32. PROGRAMA DE PARCERIAS DE INVESTIMENTO (PPI). Foi aprovada a medida provisória de Michel Temer que instituiu o programa de privatizações de seu governo. A proposta, segundo o Deputado Nilto Tatto (PT/SP), é orientada “à expansão da infraestrutura mediante parcerias com a iniciativa privada e às privatizações de empresas e instituições financeiras federais, institui uma governança de camarilha, centralizando decisões e ações em um grupo restrito em torno do presidente da República, e negligencia os princípios que regem as licitações públicas”. A MP traz um apêndice que fragiliza o licenciamento ambiental – que é o principal instrumento de análise dos impactos ambientais de qualquer tipo de empreendimento. (Lei Ordinária 13334/2016)

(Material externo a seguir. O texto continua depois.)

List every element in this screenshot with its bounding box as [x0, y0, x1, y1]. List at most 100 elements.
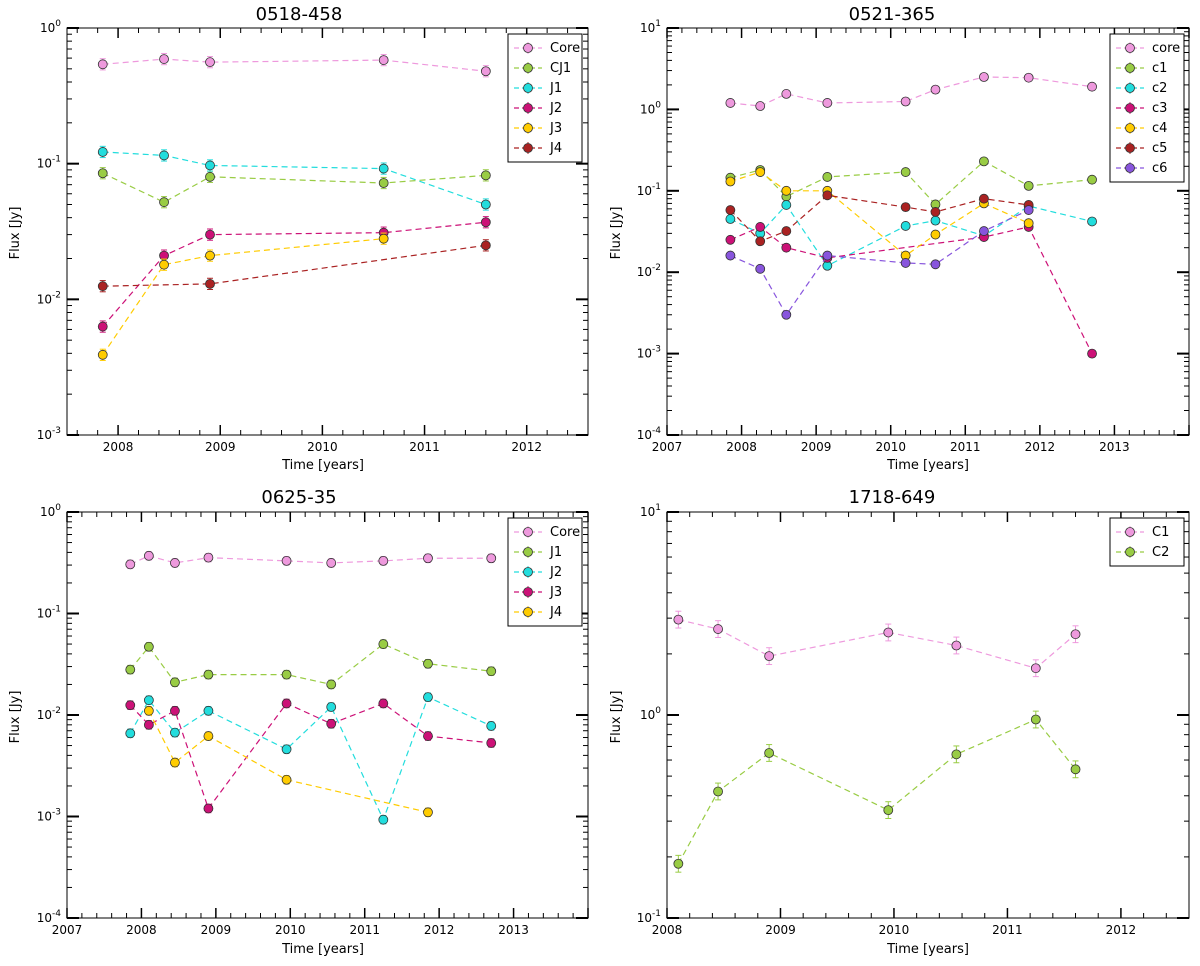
- data-point: [205, 229, 215, 240]
- series-line: [678, 619, 1076, 669]
- data-point: [423, 553, 433, 564]
- data-point: [1087, 348, 1097, 359]
- data-point: [97, 321, 108, 332]
- series-J1: [97, 145, 491, 211]
- data-point: [979, 226, 989, 236]
- legend-label: J3: [549, 585, 562, 600]
- data-point: [378, 55, 389, 65]
- data-point: [97, 59, 108, 70]
- series-c4: [725, 167, 1034, 261]
- data-point: [423, 731, 433, 741]
- data-point: [125, 700, 136, 711]
- data-point: [1030, 663, 1041, 674]
- data-point: [725, 176, 736, 187]
- data-point: [423, 658, 433, 669]
- series-C2: [673, 710, 1081, 873]
- legend-marker: [1125, 83, 1135, 93]
- data-point: [205, 57, 215, 68]
- data-point: [781, 309, 792, 320]
- plot-frame: [66, 27, 589, 436]
- series-c2: [725, 200, 1097, 271]
- data-point: [143, 719, 154, 730]
- data-point: [203, 803, 214, 814]
- data-point: [326, 702, 337, 712]
- data-point: [423, 807, 433, 818]
- legend-label: J4: [549, 141, 562, 156]
- data-point: [378, 639, 389, 649]
- plot-frame: [666, 511, 1190, 919]
- data-point: [378, 178, 389, 188]
- data-point: [725, 234, 736, 245]
- data-point: [159, 150, 169, 161]
- panel-title: 0521-365: [849, 4, 936, 25]
- legend-item: J1: [514, 545, 562, 560]
- data-point: [378, 163, 389, 174]
- data-point: [143, 550, 154, 561]
- data-point: [378, 698, 389, 709]
- data-point: [1070, 764, 1081, 775]
- legend-marker: [1125, 143, 1135, 153]
- data-point: [673, 858, 684, 869]
- data-point: [170, 727, 180, 738]
- data-point: [203, 731, 214, 741]
- legend-item: c6: [1116, 161, 1167, 176]
- legend-label: J2: [549, 565, 562, 580]
- data-point: [781, 242, 792, 253]
- x-tick-label: 2008: [126, 923, 157, 937]
- legend-marker: [523, 607, 533, 617]
- data-point: [979, 156, 989, 167]
- x-tick-label: 2008: [652, 923, 683, 937]
- panel-0521-365: 0521-365 Time [years] Flux [Jy] 2007 2008…: [609, 4, 1190, 473]
- series-J3: [97, 232, 389, 361]
- y-tick-label: 101: [640, 503, 661, 519]
- legend-label: c4: [1152, 121, 1167, 136]
- legend-box: [1109, 517, 1185, 567]
- data-point: [755, 101, 766, 111]
- x-tick-label: 2009: [205, 440, 236, 454]
- data-point: [1087, 81, 1097, 92]
- legend-label: C1: [1152, 525, 1169, 540]
- data-point: [203, 552, 214, 563]
- x-tick-label: 2007: [52, 923, 83, 937]
- y-tick-label: 100: [40, 19, 61, 35]
- data-point: [822, 172, 833, 182]
- legend-marker: [1125, 123, 1135, 133]
- data-point: [822, 250, 833, 261]
- data-point: [781, 89, 792, 99]
- data-point: [781, 200, 792, 210]
- series-c1: [725, 156, 1097, 210]
- legend: Core CJ1 J1 J2 J3 J4: [507, 33, 583, 163]
- panel-0518-458: 0518-458 Time [years] Flux [Jy] 2008 2009…: [8, 4, 589, 473]
- data-point: [159, 197, 169, 208]
- legend-label: c2: [1152, 81, 1167, 96]
- data-point: [755, 236, 766, 247]
- series-C1: [673, 610, 1081, 678]
- y-axis-label: Flux [Jy]: [8, 207, 23, 260]
- legend-item: J2: [514, 101, 562, 116]
- legend-marker: [523, 43, 533, 53]
- data-point: [378, 814, 389, 825]
- data-point: [755, 167, 766, 177]
- data-point: [951, 640, 962, 651]
- series-line: [102, 172, 486, 203]
- legend-marker: [1125, 163, 1135, 173]
- legend-item: c3: [1116, 101, 1167, 116]
- data-point: [486, 553, 497, 564]
- data-point: [326, 679, 337, 690]
- x-tick-label: 2011: [349, 923, 380, 937]
- data-point: [930, 207, 941, 217]
- legend-marker: [523, 567, 533, 577]
- legend-label: CJ1: [550, 61, 571, 76]
- legend-item: J4: [514, 141, 562, 156]
- x-tick-label: 2012: [424, 923, 455, 937]
- legend-item: c2: [1116, 81, 1167, 96]
- series-line: [677, 718, 1076, 865]
- panel-1718-649: 1718-649 Time [years] Flux [Jy] 2008 2009…: [609, 487, 1190, 957]
- x-tick-label: 2008: [103, 440, 134, 454]
- legend-marker: [1125, 103, 1135, 113]
- data-point: [480, 199, 491, 210]
- data-point: [883, 627, 894, 638]
- legend-label: c3: [1152, 101, 1167, 116]
- legend-box: [507, 517, 583, 627]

33. ENTREGA DO PRÉ-SAL. O legislativo aprovou a proposta de autoria do atual Ministro das Relações Exteriores, Senador licenciado José Serra (PSDB/SP), que retira a participação obrigatória da Petrobrás em pelo menos 30% da exploração do Pré-Sal – provavelmente a maior reserva energética do mundo. Conforme apontou a Federação Única dos Petroleiros, trata-se de entregar a reserva às multinacionais, o que significará menos recursos para políticas públicas “e o fim da política de conteúdo nacional, que gera empregos, renda e tecnologia para o nosso país”. (Lei Ordinária 13365/2016)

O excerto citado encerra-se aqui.